Our Top Stories
Shifting the food industry: The food sector remains relatively untouched by international pressure to reduce carbon emissions, but desperately requires a monumental shift to start making a difference. The Ecologist explores the major issues and solutions within the food industry, noting that meat remains the biggest contributor to emissions, and regenerative agriculture is so far the leading solution to move the sector in the right direction. As an example, Nestlé - one of the world’s largest food companies - has committed to investing $1.3 billion over five years to help farmers transition to regenerative agricultural techniques. [The Ecologist]
The hottest month on record: The Copernicus Climate Change Service (C3S) has said that July’s global average temperature of 16.95 degrees Celsius was well above the previous 16.63C record set in 2019. Politico highlights the effects of high global temperatures with severe heat waves taking place across the Northern Hemisphere, from the United States to the Mediterranean and China.
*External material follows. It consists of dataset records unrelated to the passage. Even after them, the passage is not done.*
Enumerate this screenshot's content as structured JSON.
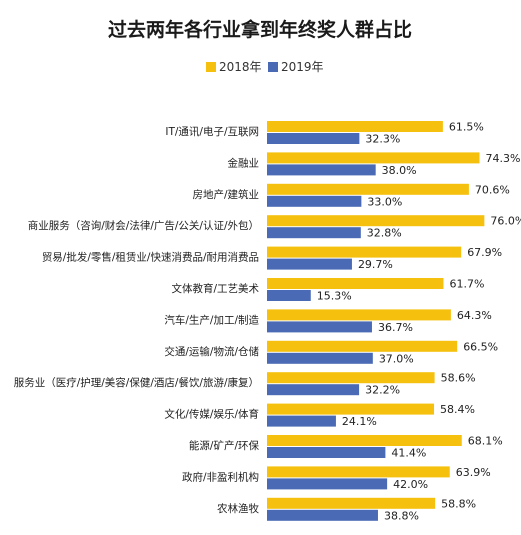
{
  "chart_data": {
    "type": "bar",
    "orientation": "horizontal",
    "title": "过去两年各行业拿到年终奖人群占比",
    "xlabel": "",
    "ylabel": "",
    "xlim": [
      0,
      100
    ],
    "grid": false,
    "legend_position": "top",
    "value_suffix": "%",
    "categories": [
      "IT/通讯/电子/互联网",
      "金融业",
      "房地产/建筑业",
      "商业服务（咨询/财会/法律/广告/公关/认证/外包）",
      "贸易/批发/零售/租赁业/快速消费品/耐用消费品",
      "文体教育/工艺美术",
      "汽车/生产/加工/制造",
      "交通/运输/物流/仓储",
      "服务业（医疗/护理/美容/保健/酒店/餐饮/旅游/康复）",
      "文化/传媒/娱乐/体育",
      "能源/矿产/环保",
      "政府/非盈利机构",
      "农林渔牧"
    ],
    "series": [
      {
        "name": "2018年",
        "color": "#F5C10E",
        "values": [
          61.5,
          74.3,
          70.6,
          76.0,
          67.9,
          61.7,
          64.3,
          66.5,
          58.6,
          58.4,
          68.1,
          63.9,
          58.8
        ],
        "labels": [
          "61.5%",
          "74.3%",
          "70.6%",
          "76.0%",
          "67.9%",
          "61.7%",
          "64.3%",
          "66.5%",
          "58.6%",
          "58.4%",
          "68.1%",
          "63.9%",
          "58.8%"
        ]
      },
      {
        "name": "2019年",
        "color": "#4A6AB5",
        "values": [
          32.3,
          38.0,
          33.0,
          32.8,
          29.7,
          15.3,
          36.7,
          37.0,
          32.2,
          24.1,
          41.4,
          42.0,
          38.8
        ],
        "labels": [
          "32.3%",
          "38.0%",
          "33.0%",
          "32.8%",
          "29.7%",
          "15.3%",
          "36.7%",
          "37.0%",
          "32.2%",
          "24.1%",
          "41.4%",
          "42.0%",
          "38.8%"
        ]
      }
    ]
  }
}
With the El Niño phenomenon expected to exacerbate the effects of man-made climate change, it’s possible more records will be broken in 2023. [Politico]
The Amazon Summit: Edie reports on the Amazon Summit, at which the eight countries that share the Amazon basin have signed a new, first-in-a-generation agreement to tackle deforestation. The outcome was a written collaboration to tackle deforestation, but the declaration stipulates that each nation can draw up its own plans to halt deforestation by 2030. This was a weaker outcome than many environmentalists had hoped for, and there are concerns that nations could continue to allow ‘legal’ deforestation beyond climate limits. [Edie]
Business Spotlight - Whyte & Mackay
Whisky producer Whyte & Mackay have partnered with Carbon Capture Scotland in a carbon removal initiative worth £120 million, focused solely on the whisky and agriculture sector. The new processes will capture biogenic CO2 produced from fermentation during whisky production, and once the CO2 is captured, it can then be transported to nearby utilisation and sequestration locations. As Scotland is one of the largest whisky producers in the world, and given that it provides a large economic benefit to the nation, it’s promising to see first movers like Whyte & Mackay taking steps to minimise their environmental impact. [Food Manufacture]
The richest habitat: Mark Anthony and his team have found evidence for the first time that soil is the most species-rich habitat on Earth. According to their findings, more than half of all species live in the soil, with it being home to 90% of fungi, 85% of plants, and more than 50% of bacteria. Although it was widely expected that this was the case, no study of this size had been completed until now. The world’s soil is where 95% of the planet’s food is grown, yet it has historically been left out of wider debates about nature protections because it is so understudied. Hopefully these results will place a spotlight on soil going forward, spurring new treaties and laws to not only protect the high levels of biodiversity, but our fragile food system too. [PNAS]
“A third of the planet’s land is severely degraded and 24 billion tonnes of fertile soil are lost every year through intensive farming alone.”Source: The Global Land Outlook
The Big Picture
The food and agriculture industry is at the heart of the climate crisis, generating around a third of man-made greenhouse emissions. And while the challenge of reducing its impact may seem beyond our grasp, it is one that we all have the power to tackle.
We believe that the solution lies in climate transparency. That’s why we’re equipping businesses with the means to evaluate and communicate the emissions of their products. This, in turn, means consumers are armed with credible, independent information, which can be used to make more sustainable choices.
We know that many people want to take climate action but lack the necessary tools and information to do so. We're confident that, armed with the right knowledge, everyone can and will do their bit to build a greener, more sustainable food system.